Cuando llegué al hospital porque estaba muy enferma, me encontré con una chica que iba a mi colegio. Cuando entré al hospital de día, me encontré con otra chica diferente que también era conocida mía.
Ahora que estoy en consultas ambulatorias, paso por allí una vez al mes y me encuentro con una chica que ha estudiado conmigo la carrera.
Quiero dejar de ver sufrir a las mujeres. Es más, esta chica pasó delante de mí durante 4 años de carrera y ni ella supo que yo sufría tanto ni yo que ella tenía ese dolor tan grande.
Deseo que las mujeres dejen de fingir que las cosas no duelen, esa es mi utopía.
Ansío que no exista más presión social, que no existan ni estándares ni cánones, no tener esa necesidad de echarnos las cosas a la espalda y tirar hacia delante porque, si no, eres una exagerada, una histérica, estás loca.
Me gustaría que la nueva moda fuera quererse, que nos veamos radiantes y nos lo creamos, que nos una la hermandad entre mujeres y no vayamos con cuchillos por si acaso.
Quiero el fin de estos trastornos de la alimentación, que rompen familias, parejas, que te quiebran por dentro, te hacen sentir sola y acabas creyendo que, únicamente, eres enfermedad.
Necesitamos un cambio en la sociedad porque yo quise ser la última en tener que ingresar, pero, tras de mí, vinieron otras muchas mujeres sintiéndose culpables, poniendo la responsabilidad en la comida o en su cuerpo cuando, verdaderamente, fue o fuimos toda la sociedad quienes las mandamos allí.
Fue el bullying, el acoso, el machismo, la LGTBIfobia, el no tener normalizado que existe la diversidad.
¿Cómo hemos llegado a instaurar en nuestras mentes, en nuestras casas, en nuestros cuerpos, en las calles, en la cultura que tenemos que encajar en algo? ¿Y cómo vamos a encajar en algo tan escueto?
No hay espacio para todas las personas en eso que supone ser “la norma”, “lo ideal”.
Yo he viajado desde el “no me quiero” hasta el “no habrá una sola persona que no se quiera”. Y, por favor, dejad de vendernos que os gustamos porque “somos diferentes” cuando no, no se acepta la diferencia y no, no somos diferentes.
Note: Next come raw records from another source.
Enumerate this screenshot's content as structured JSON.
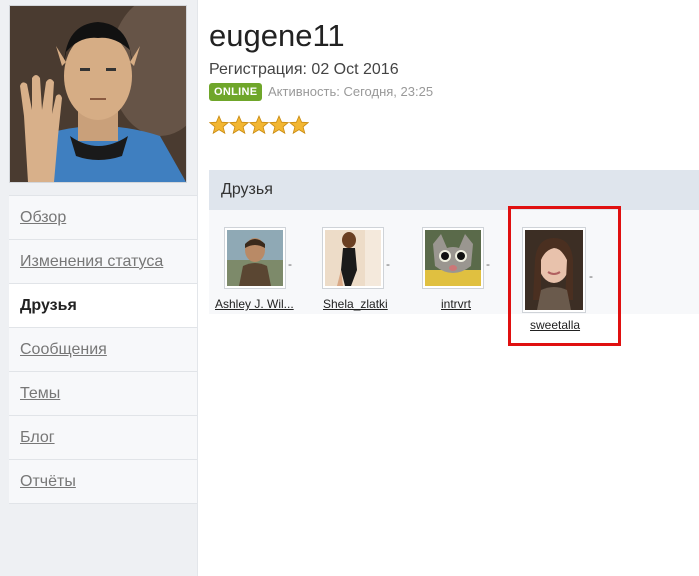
{
  "profile": {
    "username": "eugene11",
    "registration": "Регистрация: 02 Oct 2016",
    "status_badge": "ONLINE",
    "activity": "Активность: Сегодня, 23:25",
    "rating_stars": 5
  },
  "sidebar": {
    "items": [
      {
        "label": "Обзор",
        "active": false
      },
      {
        "label": "Изменения статуса",
        "active": false
      },
      {
        "label": "Друзья",
        "active": true
      },
      {
        "label": "Сообщения",
        "active": false
      },
      {
        "label": "Темы",
        "active": false
      },
      {
        "label": "Блог",
        "active": false
      },
      {
        "label": "Отчёты",
        "active": false
      }
    ]
  },
  "friends": {
    "title": "Друзья",
    "list": [
      {
        "name": "Ashley J. Wil..."
      },
      {
        "name": "Shela_zlatki"
      },
      {
        "name": "intrvrt"
      },
      {
        "name": "sweetalla"
      }
    ]
  },
  "colors": {
    "online": "#6fa62a",
    "section_header": "#dfe5ed",
    "highlight": "#e01010"
  }
}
Todas vivimos con el peso del patriarcado en nuestras espaldas y ¿sabéis qué? Eso se va acabar muy pronto.
Hace un tiempo, comencé por abandonar los exámenes de autoevaluación porque yo era la profesora más exigente.
Dejemos de ponernos pruebas a nosotras mismas para ver si somos válidas, si somos las más todo: las más guapas, las más listas, las más bondadosas, las más agradecidas, las mejores hijas, madres o nietas.
Yo digo fin a estos controles que te pones a diario, que lo único que hacen es bajarte tu propio autoconcepto.
Hoy quiero contribuir a mi bienestar y tenderme la mano, ser amable conmigo misma y con las demás.
Me hace feliz ver en quién me he convertido, simplemente dejando atrás mis propios malos tratos, mis comentarios negativos y mis reproches por tantas cosas que, realmente, no son tan importantes.
Intento a diario que sea pasado el vivir en una continua competición, conmigo misma y contra otras. Ese juego lo he ganado y sólo ganas cuando decides abandonarlo y ponerte a ti y a tu salud mental por delante.